In short, you should select models using AIC and/or out-of-sample fit criteria and view the rejected hypothesis as a suggestion to consider other types of models.
When using this class of time series models researchers are usually interested in accurate prediction\forecasting. Since AIC measures how well a model predicts the data in-sample, it operates as a fair means of model selection in this case (you may also want to test how well the models fit out-of-sampleā¦more on that below).
However, just because a particular model has the lowest AIC does not mean that that model is correctly specified or that it approximates the true data generating process well. It could be that all the models you proposed were poor choices, or that the true process FTSE follows is so complex that practically every reasonable model will be rejected given enough data. AIC provides no information on this point which is where hypothesis testing can come in.
Under the assumptions of standard ARMA-GARCH, the residuals should be homoscedastic and more generally iid normal. Your hypothesis test suggests that your residuals are not homoscedastic and, in turn, that your ARMA-GARCH model may be miss specified. On this note you may want to consider alternative specifications for the volatility process including other variants of GARCH models, i.e. EGARCH, GJR-GARCH, TGARCH, AVGARCH, NGARCH, GARCH-M, etc. and/or stochastic volatility models. It is highly likely that one of these models will offer a lower AIC value and produce residuals which cannot be rejected for homoscedasticity.
One important thing to note though is that no model will be perfect, especially for something like the FTSE 100. The true data generating process driving a large financial index like this is impossibly complex, so pretty much every model you propose will be false. For this reason, it can be argued that any meaningful hypothesis you do not reject is a reflection of insufficient data or lack of statistical power rather than evidence supporting one model over others.

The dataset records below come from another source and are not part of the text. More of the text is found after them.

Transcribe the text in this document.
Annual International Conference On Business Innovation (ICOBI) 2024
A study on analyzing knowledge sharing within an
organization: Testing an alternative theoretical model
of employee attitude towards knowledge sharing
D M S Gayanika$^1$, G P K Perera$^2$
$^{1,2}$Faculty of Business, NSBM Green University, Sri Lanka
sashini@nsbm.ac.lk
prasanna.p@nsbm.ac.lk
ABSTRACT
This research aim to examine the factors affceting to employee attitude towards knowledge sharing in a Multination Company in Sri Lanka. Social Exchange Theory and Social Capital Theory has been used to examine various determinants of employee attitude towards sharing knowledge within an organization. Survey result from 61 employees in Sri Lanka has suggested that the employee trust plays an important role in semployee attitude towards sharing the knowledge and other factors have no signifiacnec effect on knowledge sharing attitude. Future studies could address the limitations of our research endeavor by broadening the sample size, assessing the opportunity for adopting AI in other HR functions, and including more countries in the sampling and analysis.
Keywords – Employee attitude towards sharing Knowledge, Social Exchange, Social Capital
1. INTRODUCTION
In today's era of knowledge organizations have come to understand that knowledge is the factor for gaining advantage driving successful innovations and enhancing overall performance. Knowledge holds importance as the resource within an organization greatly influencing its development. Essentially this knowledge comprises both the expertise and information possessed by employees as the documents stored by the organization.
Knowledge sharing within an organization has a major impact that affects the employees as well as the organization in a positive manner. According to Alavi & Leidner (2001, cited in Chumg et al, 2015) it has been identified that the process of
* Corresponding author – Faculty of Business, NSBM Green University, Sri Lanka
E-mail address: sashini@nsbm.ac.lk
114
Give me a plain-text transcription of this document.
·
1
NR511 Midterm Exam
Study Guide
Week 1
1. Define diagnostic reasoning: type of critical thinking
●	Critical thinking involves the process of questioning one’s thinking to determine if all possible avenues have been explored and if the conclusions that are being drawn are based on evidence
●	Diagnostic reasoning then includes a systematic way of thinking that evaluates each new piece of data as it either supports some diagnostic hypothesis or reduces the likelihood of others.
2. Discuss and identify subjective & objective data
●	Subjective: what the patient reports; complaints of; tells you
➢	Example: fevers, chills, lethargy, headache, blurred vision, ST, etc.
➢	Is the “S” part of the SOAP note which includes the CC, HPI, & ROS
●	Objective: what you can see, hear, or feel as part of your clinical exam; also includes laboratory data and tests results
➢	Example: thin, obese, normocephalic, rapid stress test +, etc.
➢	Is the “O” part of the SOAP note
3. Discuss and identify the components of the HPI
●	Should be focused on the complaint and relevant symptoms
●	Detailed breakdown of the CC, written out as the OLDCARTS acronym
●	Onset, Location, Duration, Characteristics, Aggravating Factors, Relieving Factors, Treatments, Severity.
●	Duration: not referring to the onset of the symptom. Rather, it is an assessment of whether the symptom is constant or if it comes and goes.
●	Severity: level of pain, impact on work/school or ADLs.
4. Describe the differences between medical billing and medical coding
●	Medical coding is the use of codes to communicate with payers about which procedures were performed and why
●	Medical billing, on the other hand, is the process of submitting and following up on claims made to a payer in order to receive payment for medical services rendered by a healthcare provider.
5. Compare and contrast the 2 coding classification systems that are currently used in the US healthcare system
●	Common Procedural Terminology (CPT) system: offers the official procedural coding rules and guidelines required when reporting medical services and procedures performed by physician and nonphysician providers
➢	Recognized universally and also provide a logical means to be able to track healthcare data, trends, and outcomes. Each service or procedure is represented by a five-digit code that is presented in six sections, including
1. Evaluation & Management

One way to partially resolve this dilemma is to use out-of-sample fit as opposed to or in conjunction with AIC. A simple example would be to fit the model using only the first 80% or 90% of the data and using the resulting coefficient estimates to obtain a log-likelihood for the remaining 20%-10% portion of the data. The model with the highest log-likelihood would be preferred. If the ARMA-GARCH model is truly misspecified in a way that impairs its forecasting performance, then an out-of-sample fit will help expose it.
Best Answer
All models are imperfect representations of reality: the more data you have, the better able you are to detect their imperfections and to take them into account by building better models. So you should expect any kind of goodness-of-fit test to become significant when you increase the sample size enough. You have the choice of deciding that the model performs well enough as it is or of making it more complex to accommodate those previously indiscernible discrepancies.
In this case you might want to first examine carefully the extra 2,000 observations to look for outliers, change-points, &c., then try a model with more GARCH/ARMA parameters as indicated by the auto-correlation functions.